Building a Fraud Prediction Model with EvalML#

In this demo, we will build an optimized fraud prediction model using EvalML. To optimize the pipeline, we will set up an objective function to minimize the percentage of total transaction value lost to fraud. At the end of this demo, we also show you how introducing the right objective during the training results in a much better than using a generic machine learning metric like AUC.

[1]:
import evalml
from evalml import AutoMLSearch
from evalml.objectives import FraudCost
pandas.core.index is deprecated and will be removed in a future version. The public classes are available in the top-level namespace.

Configure “Cost of Fraud”#

To optimize the pipelines toward the specific business needs of this model, we can set our own assumptions for the cost of fraud. These parameters are

  • retry_percentage - what percentage of customers will retry a transaction if it is declined?

  • interchange_fee - how much of each successful transaction do you collect?

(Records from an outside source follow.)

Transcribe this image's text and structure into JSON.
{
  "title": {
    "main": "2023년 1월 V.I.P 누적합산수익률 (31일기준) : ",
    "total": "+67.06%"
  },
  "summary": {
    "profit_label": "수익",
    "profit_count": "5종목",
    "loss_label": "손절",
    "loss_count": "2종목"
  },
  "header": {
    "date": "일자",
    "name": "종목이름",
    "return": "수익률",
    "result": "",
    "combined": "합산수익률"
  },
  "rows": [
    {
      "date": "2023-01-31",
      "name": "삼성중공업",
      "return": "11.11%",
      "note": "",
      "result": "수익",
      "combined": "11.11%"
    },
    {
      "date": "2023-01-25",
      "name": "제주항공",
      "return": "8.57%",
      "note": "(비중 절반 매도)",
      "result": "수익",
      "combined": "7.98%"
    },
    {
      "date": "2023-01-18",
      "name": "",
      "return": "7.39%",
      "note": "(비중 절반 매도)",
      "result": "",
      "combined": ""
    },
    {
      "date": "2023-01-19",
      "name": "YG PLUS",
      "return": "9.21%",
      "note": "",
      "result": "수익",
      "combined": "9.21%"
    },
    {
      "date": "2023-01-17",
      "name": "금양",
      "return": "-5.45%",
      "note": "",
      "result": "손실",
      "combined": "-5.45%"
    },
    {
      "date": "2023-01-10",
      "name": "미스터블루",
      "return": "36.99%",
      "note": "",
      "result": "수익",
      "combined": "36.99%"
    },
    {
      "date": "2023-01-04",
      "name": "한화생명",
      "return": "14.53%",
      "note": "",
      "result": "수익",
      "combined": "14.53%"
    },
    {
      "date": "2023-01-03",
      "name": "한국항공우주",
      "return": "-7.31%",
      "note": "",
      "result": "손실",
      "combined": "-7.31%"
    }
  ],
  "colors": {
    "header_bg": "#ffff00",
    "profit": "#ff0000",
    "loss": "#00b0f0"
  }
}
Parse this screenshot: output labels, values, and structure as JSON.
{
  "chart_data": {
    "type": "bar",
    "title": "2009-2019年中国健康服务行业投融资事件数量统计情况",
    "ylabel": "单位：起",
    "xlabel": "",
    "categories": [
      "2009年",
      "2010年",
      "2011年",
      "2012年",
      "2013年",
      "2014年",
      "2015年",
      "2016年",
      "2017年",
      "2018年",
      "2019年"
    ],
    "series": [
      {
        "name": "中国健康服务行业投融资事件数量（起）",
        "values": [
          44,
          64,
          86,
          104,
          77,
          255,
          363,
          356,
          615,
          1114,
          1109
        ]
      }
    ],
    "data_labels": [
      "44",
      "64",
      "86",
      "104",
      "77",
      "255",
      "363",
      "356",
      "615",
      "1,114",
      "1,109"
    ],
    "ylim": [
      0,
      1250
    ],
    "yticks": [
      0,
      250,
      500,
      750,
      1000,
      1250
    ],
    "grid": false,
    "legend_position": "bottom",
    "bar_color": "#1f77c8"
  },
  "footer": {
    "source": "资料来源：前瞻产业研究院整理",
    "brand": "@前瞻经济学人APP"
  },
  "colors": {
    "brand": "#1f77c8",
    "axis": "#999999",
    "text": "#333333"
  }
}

  • fraud_payout_percentage - the percentage of fraud will you be unable to collect

  • amount_col - the column in the data the represents the transaction amount

Using these parameters, EvalML determines attempt to build a pipeline that will minimize the financial loss due to fraud.

[2]:
fraud_objective = FraudCost(
    retry_percentage=0.5,
    interchange_fee=0.02,
    fraud_payout_percentage=0.75,
    amount_col="amount",
)

Search for best pipeline#

In order to validate the results of the pipeline creation and optimization process, we will save some of our data as the holdout set.

[3]:
X, y = evalml.demos.load_fraud(n_rows=5000)
             Number of Features
Boolean                       1
Categorical                   6
Numeric                       5

Number of training examples: 5000
Targets
False    86.20%
True     13.80%
Name: fraud, dtype: object

EvalML natively supports one-hot encoding. Here we keep 1 out of the 6 categorical columns to decrease computation time.

[4]:
cols_to_drop = ["datetime", "expiration_date", "country", "region", "provider"]
for col in cols_to_drop:
    X.ww.pop(col)

X_train, X_holdout, y_train, y_holdout = evalml.preprocessing.split_data(
    X, y, problem_type="binary", test_size=0.2, random_seed=0
)

X.ww
[4]:
Physical Type Logical Type Semantic Tag(s)
Column
card_id int64 Integer ['numeric']
store_id int64 Integer ['numeric']
amount int64 Integer ['numeric']
currency category Categorical ['category']
customer_present bool Boolean []
lat float64 Double ['numeric']
lng float64 Double ['numeric']

Because the fraud labels are binary, we will use AutoMLSearch(X_train=X_train, y_train=y_train, problem_type='binary'). When we call .search(), the search for the best pipeline will begin.

[5]:
automl = AutoMLSearch(
    X_train=X_train,
    y_train=y_train,
    problem_type="binary",
    objective=fraud_objective,
    additional_objectives=["auc", "f1", "precision"],
    allowed_model_families=["random_forest", "linear_model"],
    max_batches=1,
    optimize_thresholds=True,
    verbose=True,
)

automl.search(interactive_plot=False)
AutoMLSearch will use mean CV score to rank pipelines.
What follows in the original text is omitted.